If you want single-payer, you’ll need a larger state to pilot this, and maybe a state with a diverse population. Massachusetts piloted the ACA, and became the model for the nation. Can a state like California pilot some other way to get to UHC, either with a public option or higher subsidies?

I think the way forward currently is via the states. After the Trump administration attacks on the ACA, we’re starting to see blue states move forward with plans to expand coverage. I think that’s a good thing.

That was clearly the plural “you”, meaning *all *Americans who oppose something so damn obvious for reasons that make no sense.

Well, then you’ve won the debate. It’s always so convincing in politics when we tell people that disagree with us that they’re stupid. It always works out and sways them to our side. (eyes roll)

Read post 105, to which I was responding.

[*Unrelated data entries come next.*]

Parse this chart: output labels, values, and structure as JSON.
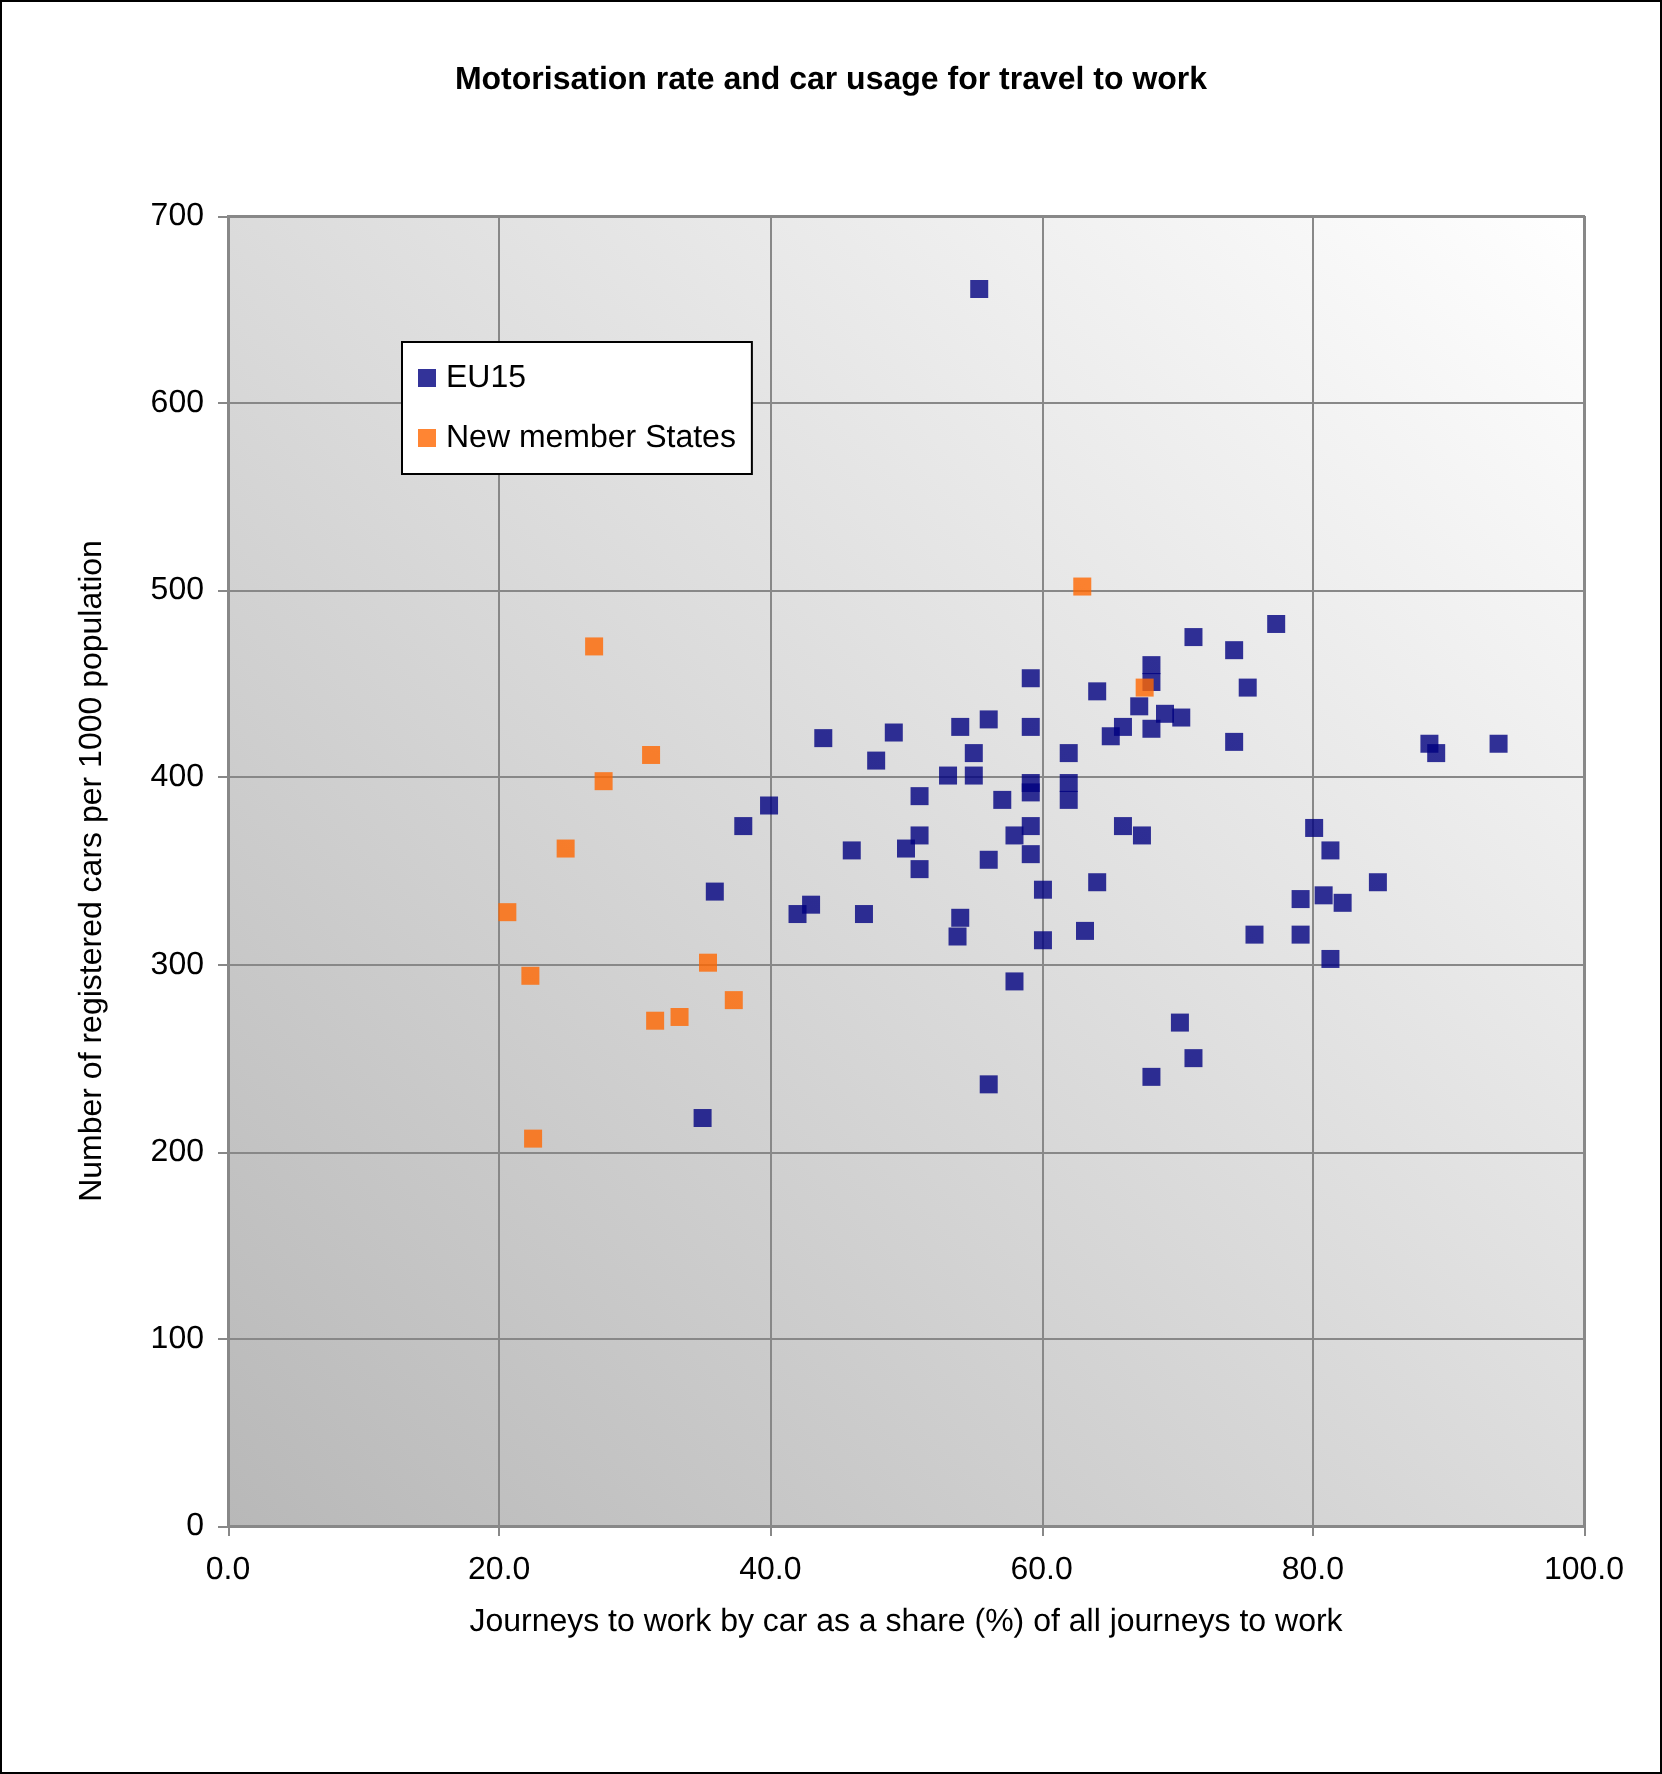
{
  "chart_data": {
    "type": "scatter",
    "title": "Motorisation rate and car usage for travel to work",
    "xlabel": "Journeys to work by car as a share (%) of all journeys to work",
    "ylabel": "Number of registered cars per 1000 population",
    "xlim": [
      0,
      100
    ],
    "xticks": [
      {
        "value": 0,
        "label": "0.0"
      },
      {
        "value": 20,
        "label": "20.0"
      },
      {
        "value": 40,
        "label": "40.0"
      },
      {
        "value": 60,
        "label": "60.0"
      },
      {
        "value": 80,
        "label": "80.0"
      },
      {
        "value": 100,
        "label": "100.0"
      }
    ],
    "ylim": [
      0,
      700
    ],
    "yticks": [
      0,
      100,
      200,
      300,
      400,
      500,
      600,
      700
    ],
    "grid": true,
    "legend": "top left",
    "marker": "square",
    "series": [
      {
        "name": "EU15",
        "color": "#000080",
        "x": [
          43.9,
          47.8,
          39.9,
          38.0,
          46.0,
          35.9,
          43.0,
          42.0,
          46.9,
          35.0,
          55.4,
          71.2,
          74.2,
          68.1,
          68.1,
          59.2,
          64.1,
          75.2,
          67.2,
          69.1,
          70.3,
          68.1,
          66.0,
          65.1,
          74.2,
          59.2,
          56.1,
          54.0,
          49.1,
          55.0,
          62.0,
          53.1,
          55.0,
          51.0,
          57.1,
          59.2,
          59.2,
          62.0,
          62.0,
          66.0,
          67.4,
          51.0,
          50.0,
          58.0,
          59.2,
          59.2,
          56.1,
          51.0,
          60.1,
          64.1,
          54.0,
          53.8,
          60.1,
          63.2,
          75.7,
          58.0,
          70.2,
          71.2,
          68.1,
          56.1,
          77.3,
          88.6,
          89.1,
          93.7,
          80.1,
          81.3,
          84.8,
          79.1,
          80.8,
          82.2,
          79.1,
          81.3
        ],
        "values": [
          421,
          409,
          385,
          374,
          361,
          339,
          332,
          327,
          327,
          218,
          661,
          475,
          468,
          460,
          451,
          453,
          446,
          448,
          438,
          434,
          432,
          426,
          427,
          422,
          419,
          427,
          431,
          427,
          424,
          413,
          413,
          401,
          401,
          390,
          388,
          397,
          392,
          397,
          388,
          374,
          369,
          369,
          362,
          369,
          374,
          359,
          356,
          351,
          340,
          344,
          325,
          315,
          313,
          318,
          316,
          291,
          269,
          250,
          240,
          236,
          482,
          418,
          413,
          418,
          373,
          361,
          344,
          335,
          337,
          333,
          316,
          303
        ]
      },
      {
        "name": "New member States",
        "color": "#ff6600",
        "x": [
          27.0,
          31.2,
          27.7,
          24.9,
          20.6,
          22.3,
          35.4,
          37.3,
          33.3,
          31.5,
          22.5,
          63.0,
          67.6
        ],
        "values": [
          470,
          412,
          398,
          362,
          328,
          294,
          301,
          281,
          272,
          270,
          207,
          502,
          448
        ]
      }
    ]
  }
}
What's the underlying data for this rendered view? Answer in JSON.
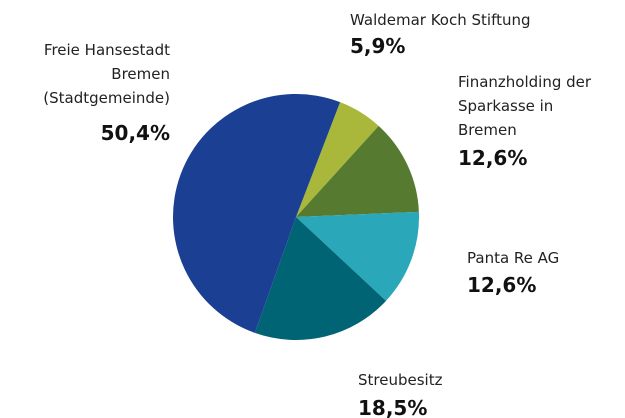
{
  "chart_data": {
    "type": "pie",
    "categories": [
      "Waldemar Koch Stiftung",
      "Finanzholding der\nSparkasse in\nBremen",
      "Panta Re AG",
      "Streubesitz",
      "Freie Hansestadt\nBremen\n(Stadtgemeinde)"
    ],
    "values": [
      5.9,
      12.6,
      12.6,
      18.5,
      50.4
    ],
    "value_labels": [
      "5,9%",
      "12,6%",
      "12,6%",
      "18,5%",
      "50,4%"
    ],
    "colors": [
      "#a9b83b",
      "#557a30",
      "#2aa7b8",
      "#016474",
      "#1a3f93"
    ]
  }
}
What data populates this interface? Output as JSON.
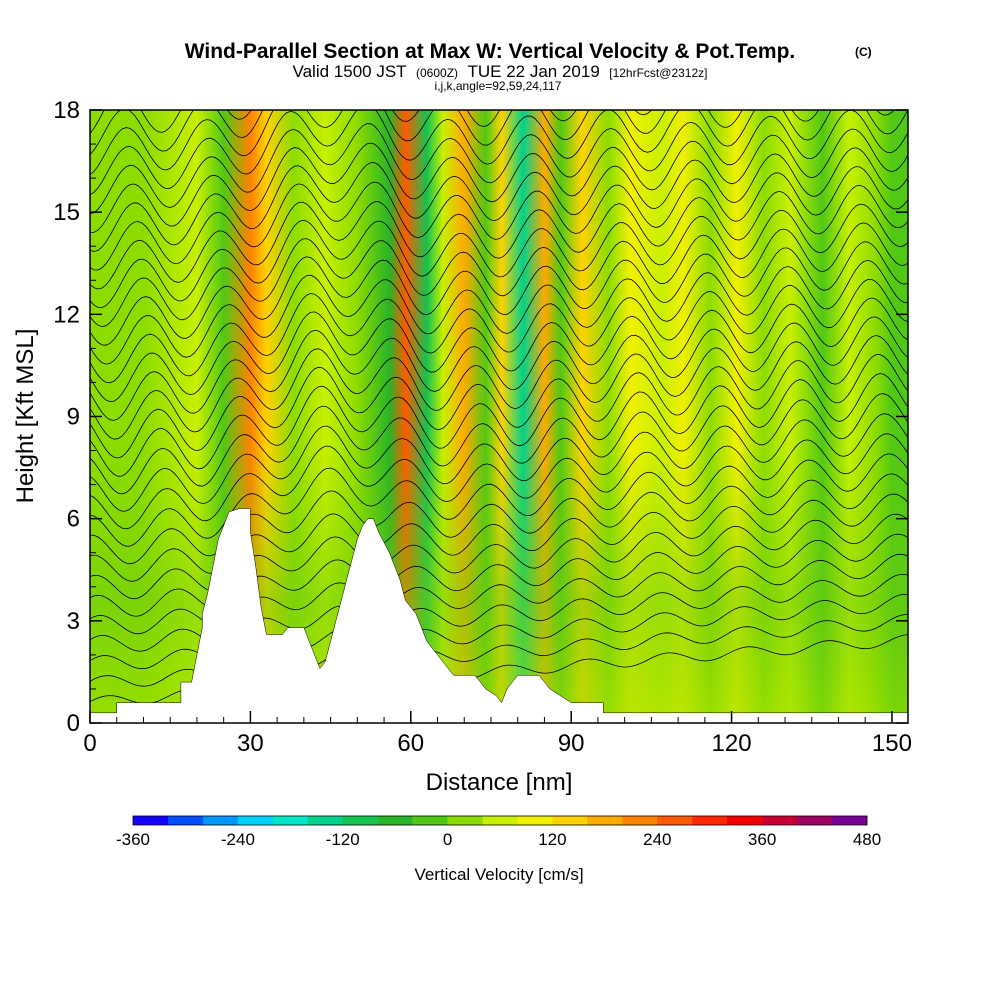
{
  "chart_data": {
    "type": "heatmap",
    "title": "Wind-Parallel Section at Max W: Vertical Velocity & Pot.Temp.",
    "copyright": "(C)",
    "subtitle_parts": {
      "valid": "Valid 1500 JST",
      "utc": "(0600Z)",
      "date": "TUE 22 Jan 2019",
      "forecast": "[12hrFcst@2312z]"
    },
    "subtitle2": "i,j,k,angle=92,59,24,117",
    "xlabel": "Distance [nm]",
    "ylabel": "Height [Kft MSL]",
    "xlim": [
      0,
      153
    ],
    "ylim": [
      0,
      18
    ],
    "x_ticks": [
      0,
      30,
      60,
      90,
      120,
      150
    ],
    "y_ticks": [
      0,
      3,
      6,
      9,
      12,
      15,
      18
    ],
    "colorbar": {
      "label": "Vertical Velocity [cm/s]",
      "min": -360,
      "max": 480,
      "step": 40,
      "tick_labels": [
        "-360",
        "-240",
        "-120",
        "0",
        "120",
        "240",
        "360",
        "480"
      ],
      "colors": [
        "#1400ff",
        "#0050ff",
        "#0096ff",
        "#00d2ff",
        "#00e6c8",
        "#00d28c",
        "#14c350",
        "#28b428",
        "#50c814",
        "#8cdc00",
        "#c8f000",
        "#f0f000",
        "#ffd200",
        "#ffaa00",
        "#ff8200",
        "#ff5a00",
        "#ff2800",
        "#f00000",
        "#c80032",
        "#a00064",
        "#780096"
      ]
    },
    "terrain_kft": [
      [
        0,
        0.3
      ],
      [
        5,
        0.3
      ],
      [
        5,
        0.6
      ],
      [
        17,
        0.6
      ],
      [
        17,
        1.2
      ],
      [
        19,
        1.2
      ],
      [
        20,
        2.0
      ],
      [
        21,
        2.8
      ],
      [
        21,
        3.2
      ],
      [
        22,
        3.8
      ],
      [
        23,
        4.6
      ],
      [
        24,
        5.4
      ],
      [
        25,
        5.8
      ],
      [
        26,
        6.2
      ],
      [
        28,
        6.3
      ],
      [
        30,
        6.3
      ],
      [
        30,
        5.6
      ],
      [
        31,
        4.6
      ],
      [
        32,
        3.4
      ],
      [
        33,
        2.6
      ],
      [
        36,
        2.6
      ],
      [
        37,
        2.8
      ],
      [
        40,
        2.8
      ],
      [
        41,
        2.4
      ],
      [
        42,
        2.0
      ],
      [
        43,
        1.6
      ],
      [
        44,
        1.8
      ],
      [
        45,
        2.4
      ],
      [
        46,
        3.0
      ],
      [
        47,
        3.6
      ],
      [
        48,
        4.2
      ],
      [
        49,
        4.8
      ],
      [
        50,
        5.4
      ],
      [
        51,
        5.8
      ],
      [
        52,
        6.0
      ],
      [
        53,
        6.0
      ],
      [
        54,
        5.6
      ],
      [
        56,
        5.0
      ],
      [
        57,
        4.6
      ],
      [
        58,
        4.2
      ],
      [
        59,
        3.6
      ],
      [
        61,
        3.2
      ],
      [
        62,
        2.8
      ],
      [
        63,
        2.4
      ],
      [
        65,
        2.0
      ],
      [
        67,
        1.6
      ],
      [
        68,
        1.4
      ],
      [
        72,
        1.4
      ],
      [
        73,
        1.2
      ],
      [
        74,
        1.0
      ],
      [
        76,
        0.8
      ],
      [
        77,
        0.6
      ],
      [
        78,
        1.0
      ],
      [
        80,
        1.4
      ],
      [
        84,
        1.4
      ],
      [
        86,
        1.0
      ],
      [
        88,
        0.8
      ],
      [
        90,
        0.6
      ],
      [
        96,
        0.6
      ],
      [
        96,
        0.3
      ],
      [
        153,
        0.3
      ]
    ],
    "w_columns": [
      {
        "x": 10,
        "w": 0
      },
      {
        "x": 20,
        "w": 60
      },
      {
        "x": 25,
        "w": -30
      },
      {
        "x": 30,
        "w": 220
      },
      {
        "x": 33,
        "w": 120
      },
      {
        "x": 38,
        "w": 0
      },
      {
        "x": 44,
        "w": 60
      },
      {
        "x": 50,
        "w": 30
      },
      {
        "x": 56,
        "w": -60
      },
      {
        "x": 59,
        "w": 260
      },
      {
        "x": 63,
        "w": -120
      },
      {
        "x": 66,
        "w": 40
      },
      {
        "x": 70,
        "w": 180
      },
      {
        "x": 74,
        "w": -40
      },
      {
        "x": 77,
        "w": 150
      },
      {
        "x": 81,
        "w": -150
      },
      {
        "x": 85,
        "w": 170
      },
      {
        "x": 88,
        "w": -30
      },
      {
        "x": 92,
        "w": 120
      },
      {
        "x": 97,
        "w": 0
      },
      {
        "x": 101,
        "w": 100
      },
      {
        "x": 107,
        "w": 40
      },
      {
        "x": 111,
        "w": 110
      },
      {
        "x": 116,
        "w": 30
      },
      {
        "x": 121,
        "w": 80
      },
      {
        "x": 126,
        "w": 10
      },
      {
        "x": 131,
        "w": 60
      },
      {
        "x": 137,
        "w": -10
      },
      {
        "x": 142,
        "w": 50
      },
      {
        "x": 147,
        "w": 20
      },
      {
        "x": 150,
        "w": -40
      }
    ],
    "theta_contours": 32
  }
}
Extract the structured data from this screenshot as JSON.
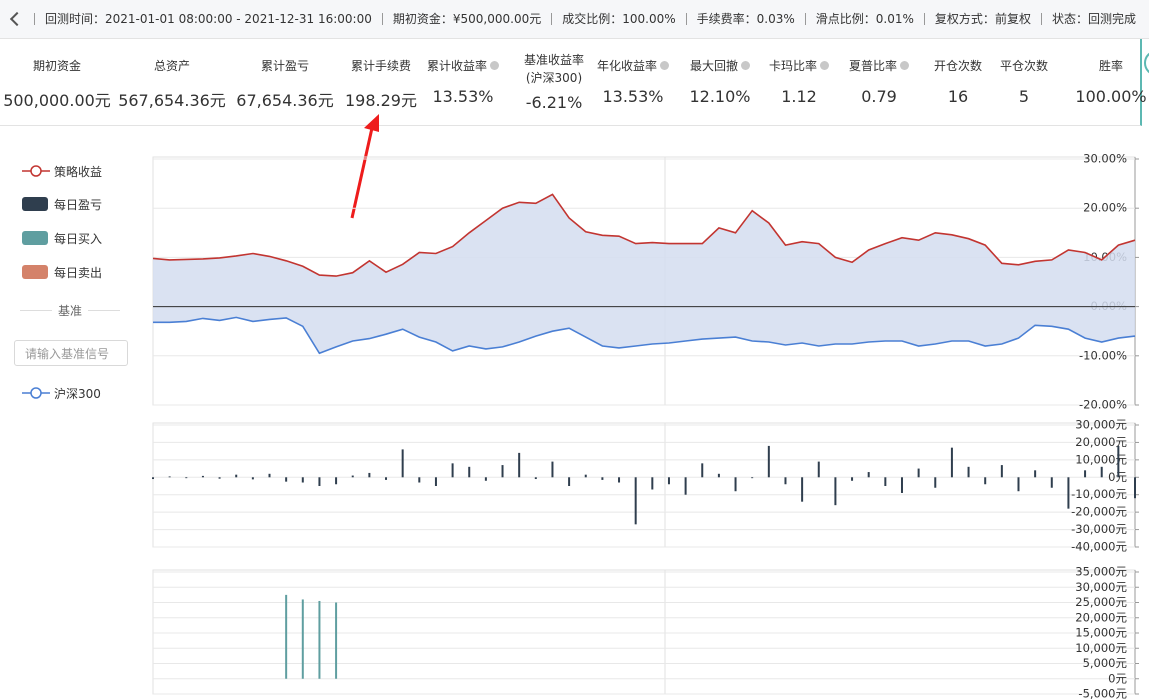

There was no debate to be had.

I was responding to post #115, penned by Elvis. Not you.

Well, if that’s as far back as you want to go, okay.

You really need to explain the discrepancy between your last two sentences and the first ones.

You basically said (if I’m understanding you correctly) that UHC systems have cost growth of x% and US growth is x+y%. Then you state that if we change our system to match UHC systems our growth rate won’t revert to x%. Why not? What is so special about the US that we have to, perpetually, have a higher-than-average growth in health care spending (both private and public). This makes no sense to me at all.

You can argue, if you’d like, that we won’t get true “reduction” in spending (i.e. x won’t go negative). But surely you would agree that x% growth is better than x+y%, right? Especially when all of the data indicates that the cheaper options have as good or better results?

I guess the only possible explanation is that the US government is just so terrible at doing it’s job that it will inevitably do it worse than every other government on the planet. I suppose the evidence of the last month tends to back that up, but man that’s quite a pessimistic view of American Exceptionalism. MAGA, indeed.